Seguem-se dois conjuntos de cartas: um para o Conselho Nacional de Unidade Antifascista (CNUAF), cuja criação é divulgada em Janeiro de 1944, e outro para a Organização Comunista Prisional do Tarrafal (OCPT).
O primeiro revela-nos a intervenção constante e directa de Álvaro Cunhal na organização, funcionamento e orientação do CNUAF ao longo de um ano e meio. São traços distintivos dessa intervenção, entre outros:
— a necessidade de estruturação do movimento de Unidade Antifascista à escala nacional;
— a concepção deste como um amplo movimento unitário virado para o trabalho de massas e agindo articuladamente com a luta das classes trabalhadoras para a «criação da situação insurreccional, no decurso da qual o fascismoseria derrubado pela força»
— a instauração na sequência desse derrube assim conseguido de um «Governo Nacional Democrático»;
— a defesa da independência organizativa, ideológica e de acção do Partido enquanto participante num movimento de unidade com organização própria;
— a luta intransigente contra concepções putschistas, atentistas e oportunistas, sempre renascentes nas forças democráticas não comunistas (e também no próprio Partido);
— a crítica dos «grandes planos governativos para depois» em detrimento da luta desde já para obter o apoio do povo, das massas, das forças armadas, como condição do triunfo da revolução nacional democrática, coveira do fascismo salazarista;
— a elaboração de um Programa de Emergência do Governo Provisório, cujas medidas fossem «ao encontro dos interesses e aspirações imediatas de largas camadas da população portuguesa», incluindo «a libertação de Portugal da influência e dos manejos económicos, políticos e de espionagem da Alemanha hitleriana» e «a colaboração com as Nações Unidas», paralelamente à destruição do Estado fascista e até à instauração de uma nova ordem constitucional por uma Assembleia Constituinte livremente eleita.
O segundo conjunto de cartas da autoria de Álvaro Cunhal e escritas ao longo de 1944 (à excepção da enviada em Junho de 1943 para José de Sousa como última tentativa de permanência deste nas fileiras do Partido), de recente divulgação (Dossier Tarrafal, Edições «Avante!», Lisboa, 2006) e uma delas inédita, evidencia a importância com que eram encaradas as relações com a OCPT, de que faziam parte destacados quadros do Partido.
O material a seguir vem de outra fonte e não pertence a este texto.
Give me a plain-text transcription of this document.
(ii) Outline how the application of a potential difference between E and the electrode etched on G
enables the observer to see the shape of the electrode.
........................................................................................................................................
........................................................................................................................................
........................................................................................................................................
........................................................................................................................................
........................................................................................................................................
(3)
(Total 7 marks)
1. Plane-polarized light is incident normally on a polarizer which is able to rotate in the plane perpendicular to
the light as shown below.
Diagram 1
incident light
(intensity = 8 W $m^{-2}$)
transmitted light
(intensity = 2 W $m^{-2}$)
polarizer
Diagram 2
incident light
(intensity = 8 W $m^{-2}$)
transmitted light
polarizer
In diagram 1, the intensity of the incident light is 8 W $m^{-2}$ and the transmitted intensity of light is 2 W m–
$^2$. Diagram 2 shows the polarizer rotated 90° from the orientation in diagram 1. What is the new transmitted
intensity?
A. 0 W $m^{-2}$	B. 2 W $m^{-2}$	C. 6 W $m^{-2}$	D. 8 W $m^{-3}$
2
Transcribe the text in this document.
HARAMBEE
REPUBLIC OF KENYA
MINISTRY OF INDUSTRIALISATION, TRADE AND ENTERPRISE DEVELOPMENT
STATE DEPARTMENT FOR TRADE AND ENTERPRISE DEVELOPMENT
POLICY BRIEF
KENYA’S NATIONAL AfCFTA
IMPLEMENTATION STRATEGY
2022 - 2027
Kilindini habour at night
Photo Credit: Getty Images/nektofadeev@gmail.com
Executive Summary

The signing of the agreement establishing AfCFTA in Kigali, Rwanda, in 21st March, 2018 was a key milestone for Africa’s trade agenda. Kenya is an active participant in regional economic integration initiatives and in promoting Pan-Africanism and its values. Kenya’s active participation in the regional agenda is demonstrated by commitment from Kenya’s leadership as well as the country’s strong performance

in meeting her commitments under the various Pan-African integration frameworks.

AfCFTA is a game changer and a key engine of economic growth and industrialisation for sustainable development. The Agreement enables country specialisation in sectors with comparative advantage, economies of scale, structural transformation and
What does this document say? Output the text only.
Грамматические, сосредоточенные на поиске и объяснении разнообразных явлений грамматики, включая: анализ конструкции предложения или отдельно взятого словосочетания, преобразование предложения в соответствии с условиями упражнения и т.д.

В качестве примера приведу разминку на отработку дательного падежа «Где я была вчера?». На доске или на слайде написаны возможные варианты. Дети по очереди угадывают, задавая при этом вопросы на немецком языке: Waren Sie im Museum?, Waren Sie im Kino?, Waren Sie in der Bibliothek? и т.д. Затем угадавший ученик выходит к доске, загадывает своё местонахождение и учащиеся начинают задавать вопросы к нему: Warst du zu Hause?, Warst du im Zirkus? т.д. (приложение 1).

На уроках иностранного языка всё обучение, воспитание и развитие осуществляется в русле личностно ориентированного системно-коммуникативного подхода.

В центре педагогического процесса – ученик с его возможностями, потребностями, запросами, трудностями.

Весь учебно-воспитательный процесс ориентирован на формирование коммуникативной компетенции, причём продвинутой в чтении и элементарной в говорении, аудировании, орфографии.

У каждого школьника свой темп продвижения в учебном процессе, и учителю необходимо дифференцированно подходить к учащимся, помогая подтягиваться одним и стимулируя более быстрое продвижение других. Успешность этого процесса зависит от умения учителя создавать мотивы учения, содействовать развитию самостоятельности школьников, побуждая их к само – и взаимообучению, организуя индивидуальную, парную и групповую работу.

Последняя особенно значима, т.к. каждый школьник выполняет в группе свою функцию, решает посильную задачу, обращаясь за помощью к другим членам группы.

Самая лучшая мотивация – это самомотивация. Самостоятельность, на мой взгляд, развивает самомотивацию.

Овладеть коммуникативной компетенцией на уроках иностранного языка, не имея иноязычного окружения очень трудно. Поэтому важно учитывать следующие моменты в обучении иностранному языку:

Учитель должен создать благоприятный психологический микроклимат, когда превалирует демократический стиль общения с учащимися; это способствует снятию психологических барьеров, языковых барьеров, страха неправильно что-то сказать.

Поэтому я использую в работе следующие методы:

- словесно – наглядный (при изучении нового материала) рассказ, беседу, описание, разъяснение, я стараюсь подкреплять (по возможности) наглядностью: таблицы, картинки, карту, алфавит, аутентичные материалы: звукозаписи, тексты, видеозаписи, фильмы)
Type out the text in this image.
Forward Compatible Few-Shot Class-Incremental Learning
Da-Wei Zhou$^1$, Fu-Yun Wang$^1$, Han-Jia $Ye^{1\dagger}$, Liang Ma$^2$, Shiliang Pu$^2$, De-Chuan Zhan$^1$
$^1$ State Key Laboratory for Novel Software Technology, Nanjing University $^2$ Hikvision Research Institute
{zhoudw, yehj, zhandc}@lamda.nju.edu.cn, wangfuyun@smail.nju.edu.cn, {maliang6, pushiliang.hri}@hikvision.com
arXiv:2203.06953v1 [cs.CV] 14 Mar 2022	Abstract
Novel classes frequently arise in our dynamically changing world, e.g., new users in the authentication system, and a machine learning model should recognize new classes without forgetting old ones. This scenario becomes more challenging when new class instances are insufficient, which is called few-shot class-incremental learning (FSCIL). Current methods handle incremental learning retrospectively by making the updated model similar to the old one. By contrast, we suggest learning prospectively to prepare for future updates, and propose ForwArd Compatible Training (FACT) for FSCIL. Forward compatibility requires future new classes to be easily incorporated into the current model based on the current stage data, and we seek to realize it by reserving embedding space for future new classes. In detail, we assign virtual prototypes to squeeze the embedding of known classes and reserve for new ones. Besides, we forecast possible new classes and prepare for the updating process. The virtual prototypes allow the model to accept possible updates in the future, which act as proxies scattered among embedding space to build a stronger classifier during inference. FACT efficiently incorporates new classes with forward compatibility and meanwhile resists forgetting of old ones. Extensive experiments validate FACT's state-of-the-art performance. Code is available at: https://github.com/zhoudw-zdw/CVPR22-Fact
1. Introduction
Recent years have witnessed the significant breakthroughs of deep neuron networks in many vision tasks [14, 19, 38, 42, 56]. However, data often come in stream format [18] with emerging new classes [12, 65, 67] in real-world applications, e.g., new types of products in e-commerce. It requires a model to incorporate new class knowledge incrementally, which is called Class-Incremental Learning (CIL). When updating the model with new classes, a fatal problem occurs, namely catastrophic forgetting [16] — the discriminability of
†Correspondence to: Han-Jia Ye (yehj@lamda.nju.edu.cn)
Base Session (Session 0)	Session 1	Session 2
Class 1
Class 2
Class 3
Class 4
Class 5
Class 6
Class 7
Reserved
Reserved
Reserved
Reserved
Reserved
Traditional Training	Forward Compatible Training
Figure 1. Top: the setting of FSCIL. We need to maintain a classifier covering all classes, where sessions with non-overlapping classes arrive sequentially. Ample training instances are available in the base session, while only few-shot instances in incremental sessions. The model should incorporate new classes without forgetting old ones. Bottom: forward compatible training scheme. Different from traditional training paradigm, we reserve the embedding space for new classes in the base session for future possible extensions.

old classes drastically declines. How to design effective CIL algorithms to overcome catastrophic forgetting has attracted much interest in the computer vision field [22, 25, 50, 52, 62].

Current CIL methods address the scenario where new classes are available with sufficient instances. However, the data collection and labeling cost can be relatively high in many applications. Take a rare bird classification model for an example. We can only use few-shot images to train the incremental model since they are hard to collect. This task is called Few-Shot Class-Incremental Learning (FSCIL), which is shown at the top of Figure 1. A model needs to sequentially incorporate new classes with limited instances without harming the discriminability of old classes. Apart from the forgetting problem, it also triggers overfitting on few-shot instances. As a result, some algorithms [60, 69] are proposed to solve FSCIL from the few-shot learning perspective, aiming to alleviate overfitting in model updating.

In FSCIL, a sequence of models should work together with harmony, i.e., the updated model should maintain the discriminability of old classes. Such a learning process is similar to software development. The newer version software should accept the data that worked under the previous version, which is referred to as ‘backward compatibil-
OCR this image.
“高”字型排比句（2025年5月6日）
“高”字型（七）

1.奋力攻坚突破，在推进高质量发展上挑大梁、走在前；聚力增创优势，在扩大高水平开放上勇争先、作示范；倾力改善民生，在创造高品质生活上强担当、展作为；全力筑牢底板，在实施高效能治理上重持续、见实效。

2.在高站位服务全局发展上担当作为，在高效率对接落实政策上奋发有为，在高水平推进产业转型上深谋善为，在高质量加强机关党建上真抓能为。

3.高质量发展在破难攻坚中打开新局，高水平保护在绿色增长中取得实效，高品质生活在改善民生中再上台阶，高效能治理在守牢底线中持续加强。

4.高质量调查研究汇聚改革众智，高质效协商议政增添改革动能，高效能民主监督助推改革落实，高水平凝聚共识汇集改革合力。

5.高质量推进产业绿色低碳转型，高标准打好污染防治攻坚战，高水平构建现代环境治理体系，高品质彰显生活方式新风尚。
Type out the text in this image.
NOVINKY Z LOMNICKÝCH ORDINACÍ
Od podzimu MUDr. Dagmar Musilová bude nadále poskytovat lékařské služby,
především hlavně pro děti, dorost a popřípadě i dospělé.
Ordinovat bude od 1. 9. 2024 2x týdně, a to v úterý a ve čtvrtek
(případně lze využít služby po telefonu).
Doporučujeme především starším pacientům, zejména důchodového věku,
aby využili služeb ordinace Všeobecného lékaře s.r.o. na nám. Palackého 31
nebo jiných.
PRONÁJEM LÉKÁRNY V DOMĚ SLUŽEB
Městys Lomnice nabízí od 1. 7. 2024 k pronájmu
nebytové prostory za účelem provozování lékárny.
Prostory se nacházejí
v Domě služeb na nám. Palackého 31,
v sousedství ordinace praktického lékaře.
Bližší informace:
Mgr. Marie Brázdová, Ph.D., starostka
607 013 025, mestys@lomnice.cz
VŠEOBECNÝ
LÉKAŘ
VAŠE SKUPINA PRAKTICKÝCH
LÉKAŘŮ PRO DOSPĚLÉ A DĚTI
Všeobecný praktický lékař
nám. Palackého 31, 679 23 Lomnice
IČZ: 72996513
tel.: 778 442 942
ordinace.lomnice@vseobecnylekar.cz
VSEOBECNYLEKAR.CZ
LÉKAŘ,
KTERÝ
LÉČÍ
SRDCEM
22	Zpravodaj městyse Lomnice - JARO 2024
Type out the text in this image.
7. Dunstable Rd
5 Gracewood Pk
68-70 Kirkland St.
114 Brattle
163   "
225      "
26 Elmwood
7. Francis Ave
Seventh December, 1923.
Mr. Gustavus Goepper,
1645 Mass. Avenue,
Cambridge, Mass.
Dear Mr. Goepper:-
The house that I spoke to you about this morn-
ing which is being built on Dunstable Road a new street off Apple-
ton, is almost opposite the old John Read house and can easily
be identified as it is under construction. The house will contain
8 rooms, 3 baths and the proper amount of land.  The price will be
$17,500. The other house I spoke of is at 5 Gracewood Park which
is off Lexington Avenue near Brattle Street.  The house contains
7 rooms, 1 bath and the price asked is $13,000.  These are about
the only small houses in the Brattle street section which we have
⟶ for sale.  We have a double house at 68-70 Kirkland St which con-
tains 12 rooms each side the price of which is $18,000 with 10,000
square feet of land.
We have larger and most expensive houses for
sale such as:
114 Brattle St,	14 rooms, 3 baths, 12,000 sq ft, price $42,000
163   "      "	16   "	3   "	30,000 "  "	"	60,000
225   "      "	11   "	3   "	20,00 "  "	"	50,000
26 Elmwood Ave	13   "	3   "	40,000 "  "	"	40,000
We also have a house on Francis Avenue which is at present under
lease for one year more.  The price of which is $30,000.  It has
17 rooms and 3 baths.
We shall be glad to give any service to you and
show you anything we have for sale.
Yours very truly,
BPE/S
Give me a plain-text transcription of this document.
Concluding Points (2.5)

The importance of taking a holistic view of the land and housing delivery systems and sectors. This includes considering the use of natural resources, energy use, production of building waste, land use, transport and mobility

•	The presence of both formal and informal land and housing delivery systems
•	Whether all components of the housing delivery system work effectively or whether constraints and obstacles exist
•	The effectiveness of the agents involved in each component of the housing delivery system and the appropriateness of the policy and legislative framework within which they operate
Nelas é dada uma informação pormenorizada dos progressos organizativos do Partido, do trabalho de direcção, dos problemas de quadros e de fundos, das tiragens da imprensa partidária, dos ataques da repressão, da mobilização de massas e da organização e condução de greves (particularmente as de 8 e 9 de Maio de 1944), da formação e estruturação do CNUAF e das dificuldades da sua actividade, da orientação da acção do Partido no seu seio, etc.
O ano de 1945 ficou marcado no plano sindical pelo facto de, pela primeira vez desde a dissolução dos sindicatos livres em 1933-1934, seguindo a orientação do Partido, os trabalhadores terem acorrido em massa às eleições para os Sindicatos Nacionais logrando alcançar a eleição de direcções de homens honrados em dezenas de sindicatos. Em «Experiências fundamentais das eleições sindicais de 1945» Álvaro Cunhal, assinalando esse facto, analisa também as deficiências verificadas com vista à sua correcção em futuras eleições.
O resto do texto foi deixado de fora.